Samsung's Youngmin Shin said that the objective for the dual-quad architecture was to have the more energy-efficient A7s handle the majority of the workload in a mobile device, while the A15s take over for the most compute-intensive tasks. However, adding the second quad CPU for peak performance requirements comes at the expense of a large percentage of the SoC die area, with the A15s occupying 5X the silicon real estate (19mm2 vs 3.8mm2) of the A7 quad.

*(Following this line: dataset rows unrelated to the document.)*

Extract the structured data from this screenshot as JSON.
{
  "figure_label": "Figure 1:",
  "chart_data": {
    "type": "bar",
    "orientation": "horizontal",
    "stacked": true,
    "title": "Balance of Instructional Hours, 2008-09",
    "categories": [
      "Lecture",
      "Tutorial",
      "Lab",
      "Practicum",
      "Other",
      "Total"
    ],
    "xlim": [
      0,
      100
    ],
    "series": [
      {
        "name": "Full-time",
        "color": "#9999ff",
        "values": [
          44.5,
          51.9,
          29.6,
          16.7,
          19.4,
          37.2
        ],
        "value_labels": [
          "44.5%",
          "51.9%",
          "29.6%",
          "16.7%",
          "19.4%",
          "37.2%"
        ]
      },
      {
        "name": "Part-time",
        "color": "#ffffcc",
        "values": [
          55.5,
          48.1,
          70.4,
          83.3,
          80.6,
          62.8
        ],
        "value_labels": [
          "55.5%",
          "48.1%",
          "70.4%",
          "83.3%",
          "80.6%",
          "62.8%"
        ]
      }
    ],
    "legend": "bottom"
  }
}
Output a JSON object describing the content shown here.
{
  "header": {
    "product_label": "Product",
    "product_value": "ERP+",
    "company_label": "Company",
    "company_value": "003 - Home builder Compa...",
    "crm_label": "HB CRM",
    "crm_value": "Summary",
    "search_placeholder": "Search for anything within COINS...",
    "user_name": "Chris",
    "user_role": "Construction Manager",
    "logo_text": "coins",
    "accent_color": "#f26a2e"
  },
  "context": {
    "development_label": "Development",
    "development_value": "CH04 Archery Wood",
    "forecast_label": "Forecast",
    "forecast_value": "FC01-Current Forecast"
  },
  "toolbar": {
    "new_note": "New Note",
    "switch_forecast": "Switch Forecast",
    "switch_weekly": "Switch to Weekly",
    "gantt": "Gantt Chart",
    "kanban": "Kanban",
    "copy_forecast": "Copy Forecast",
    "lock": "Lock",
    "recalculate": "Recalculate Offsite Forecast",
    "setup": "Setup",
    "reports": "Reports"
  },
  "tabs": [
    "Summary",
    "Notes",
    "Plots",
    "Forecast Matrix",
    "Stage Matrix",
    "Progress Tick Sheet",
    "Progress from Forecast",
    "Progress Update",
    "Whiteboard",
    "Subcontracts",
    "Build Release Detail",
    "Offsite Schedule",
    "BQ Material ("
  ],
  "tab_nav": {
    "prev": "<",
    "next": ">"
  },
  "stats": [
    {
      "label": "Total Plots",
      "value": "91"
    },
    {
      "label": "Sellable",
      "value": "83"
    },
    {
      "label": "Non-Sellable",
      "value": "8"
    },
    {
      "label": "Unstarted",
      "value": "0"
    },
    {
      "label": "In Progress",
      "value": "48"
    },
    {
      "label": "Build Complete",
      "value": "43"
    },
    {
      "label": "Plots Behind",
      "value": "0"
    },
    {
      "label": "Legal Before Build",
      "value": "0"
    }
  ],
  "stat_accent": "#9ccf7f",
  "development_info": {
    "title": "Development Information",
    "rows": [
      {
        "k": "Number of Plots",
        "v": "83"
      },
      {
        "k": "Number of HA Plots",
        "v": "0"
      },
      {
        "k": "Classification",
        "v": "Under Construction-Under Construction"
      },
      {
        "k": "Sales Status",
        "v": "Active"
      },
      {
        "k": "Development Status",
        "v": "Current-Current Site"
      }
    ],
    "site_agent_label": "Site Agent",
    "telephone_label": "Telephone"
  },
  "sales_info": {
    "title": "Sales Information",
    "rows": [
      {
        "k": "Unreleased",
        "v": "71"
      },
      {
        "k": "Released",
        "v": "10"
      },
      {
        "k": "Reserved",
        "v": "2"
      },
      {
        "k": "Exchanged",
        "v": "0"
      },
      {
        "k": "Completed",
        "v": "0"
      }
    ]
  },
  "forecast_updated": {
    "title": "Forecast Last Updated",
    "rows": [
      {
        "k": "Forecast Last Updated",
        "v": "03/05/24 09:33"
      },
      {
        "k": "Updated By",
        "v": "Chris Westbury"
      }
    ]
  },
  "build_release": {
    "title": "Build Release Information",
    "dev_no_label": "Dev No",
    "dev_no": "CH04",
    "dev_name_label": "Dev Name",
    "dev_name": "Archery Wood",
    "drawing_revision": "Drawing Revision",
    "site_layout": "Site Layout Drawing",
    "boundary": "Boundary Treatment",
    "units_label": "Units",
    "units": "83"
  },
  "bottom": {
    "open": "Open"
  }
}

The cost in power appeared to be even greater in Samsung's ISSCC presentation, in which they rated the A15 CPU at nearly 6X the energy consumption of the A7 quad. Shin's power-performance graph indicated a higher (worse) power ratio, with the big quad hitting a maximum of 30,000 DMIPS at 6W, and the smaller quad maxing out in the neighborhood of 8,000 DMIPS at approximately 1/2 watt. The Exynos Octa design relies on dynamic voltage and frequency scaling in order to manage power, and each quad can be stepped up in performance from complete shutdown with all cores off, to turning on each core individually through power and clock gating.

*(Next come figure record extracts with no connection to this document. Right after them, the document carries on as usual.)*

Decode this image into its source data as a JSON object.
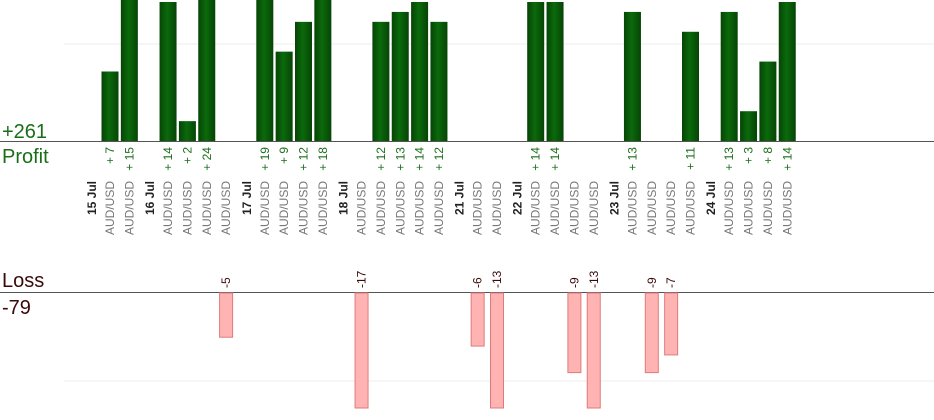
{
  "summary": {
    "profit_total": "+261",
    "profit_label": "Profit",
    "loss_label": "Loss",
    "loss_total": "-79"
  },
  "colors": {
    "profit_bar": "#0b6a0b",
    "profit_bar_dark": "#064406",
    "profit_text": "#1a6e1a",
    "loss_bar": "#ffb3b3",
    "loss_bar_border": "#e07a7a",
    "loss_text": "#3a0a0a",
    "axis": "#555555",
    "grid": "#eeeeee",
    "symbol_text": "#777777",
    "date_text": "#222222"
  },
  "chart_data": {
    "type": "bar",
    "symbol": "AUD/USD",
    "profit_scale_max": 14,
    "loss_scale_max": 13,
    "dates": [
      "15 Jul",
      "16 Jul",
      "17 Jul",
      "18 Jul",
      "21 Jul",
      "22 Jul",
      "23 Jul",
      "24 Jul"
    ],
    "trades": [
      {
        "date": "15 Jul",
        "symbol": "AUD/USD",
        "value": 7
      },
      {
        "date": "15 Jul",
        "symbol": "AUD/USD",
        "value": 15
      },
      {
        "date": "16 Jul",
        "symbol": "AUD/USD",
        "value": 14
      },
      {
        "date": "16 Jul",
        "symbol": "AUD/USD",
        "value": 2
      },
      {
        "date": "16 Jul",
        "symbol": "AUD/USD",
        "value": 24
      },
      {
        "date": "16 Jul",
        "symbol": "AUD/USD",
        "value": -5
      },
      {
        "date": "17 Jul",
        "symbol": "AUD/USD",
        "value": 19
      },
      {
        "date": "17 Jul",
        "symbol": "AUD/USD",
        "value": 9
      },
      {
        "date": "17 Jul",
        "symbol": "AUD/USD",
        "value": 12
      },
      {
        "date": "17 Jul",
        "symbol": "AUD/USD",
        "value": 18
      },
      {
        "date": "18 Jul",
        "symbol": "AUD/USD",
        "value": -17
      },
      {
        "date": "18 Jul",
        "symbol": "AUD/USD",
        "value": 12
      },
      {
        "date": "18 Jul",
        "symbol": "AUD/USD",
        "value": 13
      },
      {
        "date": "18 Jul",
        "symbol": "AUD/USD",
        "value": 14
      },
      {
        "date": "18 Jul",
        "symbol": "AUD/USD",
        "value": 12
      },
      {
        "date": "21 Jul",
        "symbol": "AUD/USD",
        "value": -6
      },
      {
        "date": "21 Jul",
        "symbol": "AUD/USD",
        "value": -13
      },
      {
        "date": "22 Jul",
        "symbol": "AUD/USD",
        "value": 14
      },
      {
        "date": "22 Jul",
        "symbol": "AUD/USD",
        "value": 14
      },
      {
        "date": "22 Jul",
        "symbol": "AUD/USD",
        "value": -9
      },
      {
        "date": "22 Jul",
        "symbol": "AUD/USD",
        "value": -13
      },
      {
        "date": "23 Jul",
        "symbol": "AUD/USD",
        "value": 13
      },
      {
        "date": "23 Jul",
        "symbol": "AUD/USD",
        "value": -9
      },
      {
        "date": "23 Jul",
        "symbol": "AUD/USD",
        "value": -7
      },
      {
        "date": "23 Jul",
        "symbol": "AUD/USD",
        "value": 11
      },
      {
        "date": "24 Jul",
        "symbol": "AUD/USD",
        "value": 13
      },
      {
        "date": "24 Jul",
        "symbol": "AUD/USD",
        "value": 3
      },
      {
        "date": "24 Jul",
        "symbol": "AUD/USD",
        "value": 8
      },
      {
        "date": "24 Jul",
        "symbol": "AUD/USD",
        "value": 14
      }
    ],
    "grid": true,
    "legend": "none"
  }
}
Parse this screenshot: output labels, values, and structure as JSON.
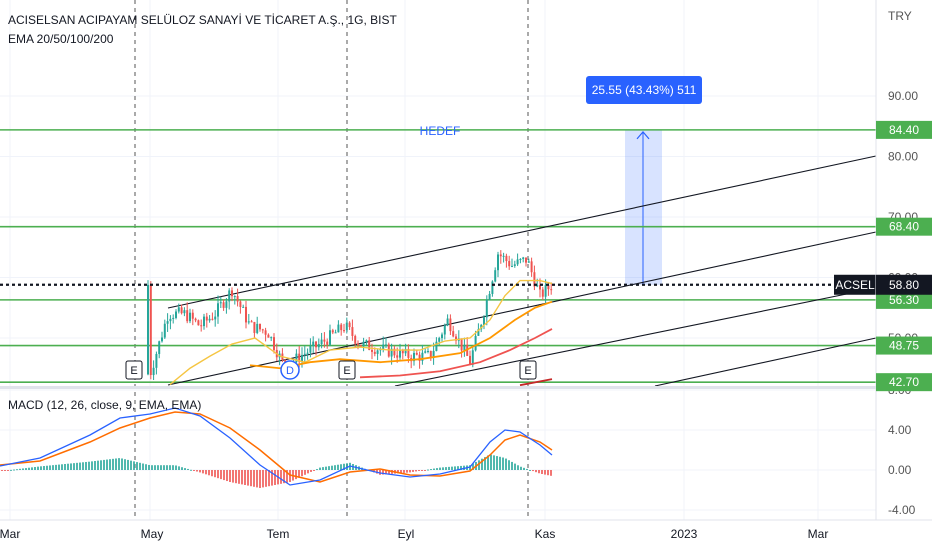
{
  "header": {
    "title": "ACISELSAN ACIPAYAM SELÜLOZ SANAYİ VE TİCARET A.Ş., 1G, BIST",
    "ema": "EMA 20/50/100/200",
    "macd": "MACD (12, 26, close, 9, EMA, EMA)"
  },
  "price_axis": {
    "currency": "TRY",
    "ticks": [
      "90.00",
      "80.00",
      "70.00",
      "60.00",
      "50.00"
    ],
    "macd_ticks": [
      "8.00",
      "4.00",
      "0.00",
      "-4.00"
    ]
  },
  "time_axis": {
    "labels": [
      "Mar",
      "May",
      "Tem",
      "Eyl",
      "Kas",
      "2023",
      "Mar"
    ]
  },
  "levels": [
    {
      "value": 84.4,
      "label": "84.40"
    },
    {
      "value": 68.4,
      "label": "68.40"
    },
    {
      "value": 56.3,
      "label": "56.30"
    },
    {
      "value": 48.75,
      "label": "48.75"
    },
    {
      "value": 42.7,
      "label": "42.70"
    }
  ],
  "last_price": {
    "symbol": "ACSEL",
    "value": 58.8,
    "label": "58.80"
  },
  "target": {
    "text": "HEDEF",
    "measure": "25.55 (43.43%) 511"
  },
  "markers": [
    "E",
    "D",
    "E",
    "E"
  ],
  "colors": {
    "up": "#26a69a",
    "down": "#ef5350",
    "level": "#4caf50",
    "measure": "#2962ff",
    "macd": "#2962ff",
    "signal": "#ff6d00"
  },
  "chart_data": [
    {
      "type": "candlestick",
      "title": "ACISELSAN ACIPAYAM SELÜLOZ SANAYİ VE TİCARET A.Ş., 1G, BIST",
      "xlabel": "",
      "ylabel": "",
      "x_ticks": [
        "Mar",
        "May",
        "Tem",
        "Eyl",
        "Kas",
        "2023",
        "Mar"
      ],
      "ylim": [
        42,
        97
      ],
      "series": [
        {
          "name": "price (approx. close)",
          "x": [
            "May",
            "Tem",
            "Eyl",
            "Kas"
          ],
          "values": [
            55,
            43,
            45,
            58.8
          ]
        },
        {
          "name": "EMA 20",
          "x": [
            "May",
            "Tem",
            "Eyl",
            "Kas"
          ],
          "values": [
            46,
            52,
            48,
            60
          ]
        },
        {
          "name": "EMA 50",
          "x": [
            "Tem",
            "Eyl",
            "Kas"
          ],
          "values": [
            45,
            47,
            56
          ]
        },
        {
          "name": "EMA 100",
          "x": [
            "Eyl",
            "Kas"
          ],
          "values": [
            44,
            51
          ]
        }
      ],
      "grid": true
    },
    {
      "type": "line",
      "title": "MACD (12, 26, close, 9, EMA, EMA)",
      "ylim": [
        -4,
        8
      ],
      "y_ticks": [
        "8.00",
        "4.00",
        "0.00",
        "-4.00"
      ],
      "series": [
        {
          "name": "MACD",
          "x": [
            "Mar",
            "May",
            "Tem",
            "Eyl",
            "Kas"
          ],
          "values": [
            0.5,
            6.0,
            -1.5,
            -0.5,
            1.5
          ]
        },
        {
          "name": "Signal",
          "x": [
            "Mar",
            "May",
            "Tem",
            "Eyl",
            "Kas"
          ],
          "values": [
            0.3,
            5.5,
            -1.0,
            -0.2,
            2.0
          ]
        }
      ]
    }
  ]
}
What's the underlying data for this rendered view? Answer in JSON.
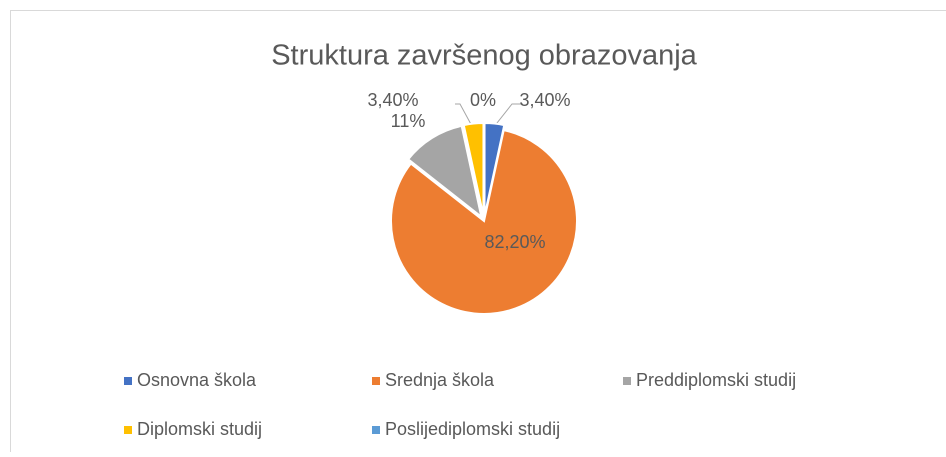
{
  "chart_data": {
    "type": "pie",
    "title": "Struktura završenog obrazovanja",
    "categories": [
      "Osnovna škola",
      "Srednja škola",
      "Preddiplomski studij",
      "Diplomski studij",
      "Poslijediplomski studij"
    ],
    "values": [
      3.4,
      82.2,
      11,
      3.4,
      0
    ],
    "value_labels": [
      "3,40%",
      "82,20%",
      "11%",
      "3,40%",
      "0%"
    ],
    "colors": [
      "#4472c4",
      "#ed7d31",
      "#a5a5a5",
      "#ffc000",
      "#5b9bd5"
    ]
  }
}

As in the first 32nm quad-core Cortex A9-based Exynos, which Samsung described in much greater detail at ISSCC last year, Samsung makes extensive use of analog circuit techniques to tune power and performance with dynamic forward and reverse body-bias controls. To further optimize performance and lower power, the Exynos designers tweaked their Register-Transfer Level library to reduce gate count from logic synthesis, and customized their cell library for critical data paths.
Shin said that the "big" CPUs in Octa can operate from 200MHz to greater than 1.8GHz, while the "LITTLE" cores run from 200 MHz to greater than 1.2GHz, depending on manufacturing process variability. The two sets of processors share a cache coherent interconnect bus, with a 2MB L2 data cache for the A15s, and a 512KB L2 in the A7s. In a whitepaper on the benefits of the big.LITTLE architecture, Samsung says that the cache coherent bus enables applications to be switched between CPUs in "less than 20,000 clock cycles".

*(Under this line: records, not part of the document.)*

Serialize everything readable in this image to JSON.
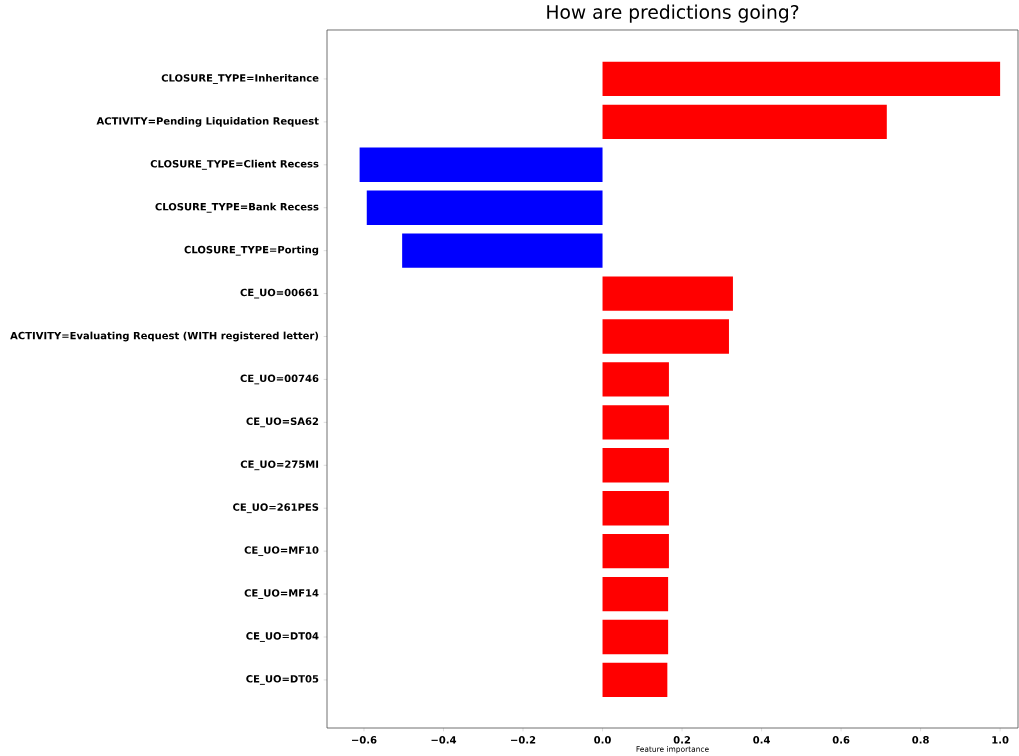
{
  "chart_data": {
    "type": "bar",
    "orientation": "horizontal",
    "title": "How are predictions going?",
    "xlabel": "Feature importance",
    "categories": [
      "CLOSURE_TYPE=Inheritance",
      "ACTIVITY=Pending Liquidation Request",
      "CLOSURE_TYPE=Client Recess",
      "CLOSURE_TYPE=Bank Recess",
      "CLOSURE_TYPE=Porting",
      "CE_UO=00661",
      "ACTIVITY=Evaluating Request (WITH registered letter)",
      "CE_UO=00746",
      "CE_UO=SA62",
      "CE_UO=275MI",
      "CE_UO=261PES",
      "CE_UO=MF10",
      "CE_UO=MF14",
      "CE_UO=DT04",
      "CE_UO=DT05"
    ],
    "values": [
      1.0,
      0.715,
      -0.611,
      -0.593,
      -0.504,
      0.328,
      0.318,
      0.167,
      0.167,
      0.167,
      0.167,
      0.167,
      0.165,
      0.165,
      0.163
    ],
    "colors": [
      "#ff0000",
      "#ff0000",
      "#0000ff",
      "#0000ff",
      "#0000ff",
      "#ff0000",
      "#ff0000",
      "#ff0000",
      "#ff0000",
      "#ff0000",
      "#ff0000",
      "#ff0000",
      "#ff0000",
      "#ff0000",
      "#ff0000"
    ],
    "xlim": [
      -0.693,
      1.045
    ],
    "xticks": [
      {
        "value": -0.6,
        "label": "−0.6"
      },
      {
        "value": -0.4,
        "label": "−0.4"
      },
      {
        "value": -0.2,
        "label": "−0.2"
      },
      {
        "value": 0.0,
        "label": "0.0"
      },
      {
        "value": 0.2,
        "label": "0.2"
      },
      {
        "value": 0.4,
        "label": "0.4"
      },
      {
        "value": 0.6,
        "label": "0.6"
      },
      {
        "value": 0.8,
        "label": "0.8"
      },
      {
        "value": 1.0,
        "label": "1.0"
      }
    ]
  }
}
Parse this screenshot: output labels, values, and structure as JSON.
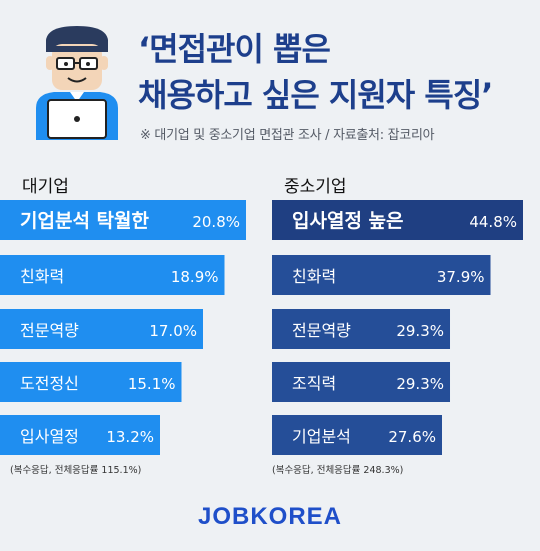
{
  "headline": {
    "line1": "‘면접관이 뽑은",
    "line2": "채용하고 싶은 지원자 특징’"
  },
  "source_note": "※ 대기업 및 중소기업 면접관 조사 / 자료출처: 잡코리아",
  "brand": "JOBKOREA",
  "colors": {
    "large_primary": "#1f8ef0",
    "large_top": "#1f8ef0",
    "small_primary": "#254e98",
    "small_top": "#1f3f82",
    "headline": "#1d3f8c",
    "background": "#eef1f4"
  },
  "chart_data": [
    {
      "type": "bar",
      "orientation": "horizontal",
      "title": "대기업",
      "categories": [
        "기업분석 탁월한",
        "친화력",
        "전문역량",
        "도전정신",
        "입사열정"
      ],
      "values": [
        20.8,
        18.9,
        17.0,
        15.1,
        13.2
      ],
      "value_labels": [
        "20.8%",
        "18.9%",
        "17.0%",
        "15.1%",
        "13.2%"
      ],
      "footnote": "(복수응답, 전체응답률 115.1%)"
    },
    {
      "type": "bar",
      "orientation": "horizontal",
      "title": "중소기업",
      "categories": [
        "입사열정 높은",
        "친화력",
        "전문역량",
        "조직력",
        "기업분석"
      ],
      "values": [
        44.8,
        37.9,
        29.3,
        29.3,
        27.6
      ],
      "value_labels": [
        "44.8%",
        "37.9%",
        "29.3%",
        "29.3%",
        "27.6%"
      ],
      "footnote": "(복수응답, 전체응답률 248.3%)"
    }
  ]
}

While designers in attendance at the ISSCC presentation questioned the cost-benefit of the big.LITTLE architecture, based on the described power-performance-area tradeoffs, data from the conference paper could be misleading. As the speaker stated during the closing Q&A session, his perspective in the presentation was as a circuit designer. The actual operation of the Exynos processor relies on the application software and operating system. The Samsung whitepaper authors provide more insight on the power tradeoffs in their discussion of peak versus average power. The Exynos big.LITTLE architecture depends on completing tasks faster, albeit at the expense of higher peak power. The assumption is that the ability to turn off cores for longer periods of time will yield a greater benefit.
Nevertheless, the Exynos design objectives stand out in sharp contrast to NVIDIA's Tegra-4 design, and Qualcomm's next-generation Snapdragon 600/800. The Samsung whitepaper authors share their perspective in stating that
"...applications such as 3D gaming and high-definition video playback are seldom used on mobile devices." (Samsung whitepaper "Benefits of the big.LITTLE architecture")NVIDIA is clearly going after their sweet spot in the gaming market with Cortex A15-based Tegra-4 and Project Shield, with the new processor integrating 72 GPU cores and a computational photography engine. Qualcomm is targeting UltraHD video payback with the Snapdragon 800. NVIDIA and Qualcomm both customize ARM cores for their unique architectures. However, NVIDIA has backed off to a Cortex-A9 based architecture for their first processor with integrated modem, the Tegra 4i. ARM's big.LITTLE architecture is yet to be tested in an actual mobile device, so time will tell as far as which configuration of heterogeneous CPUs wins out in the next generation of mobile devices.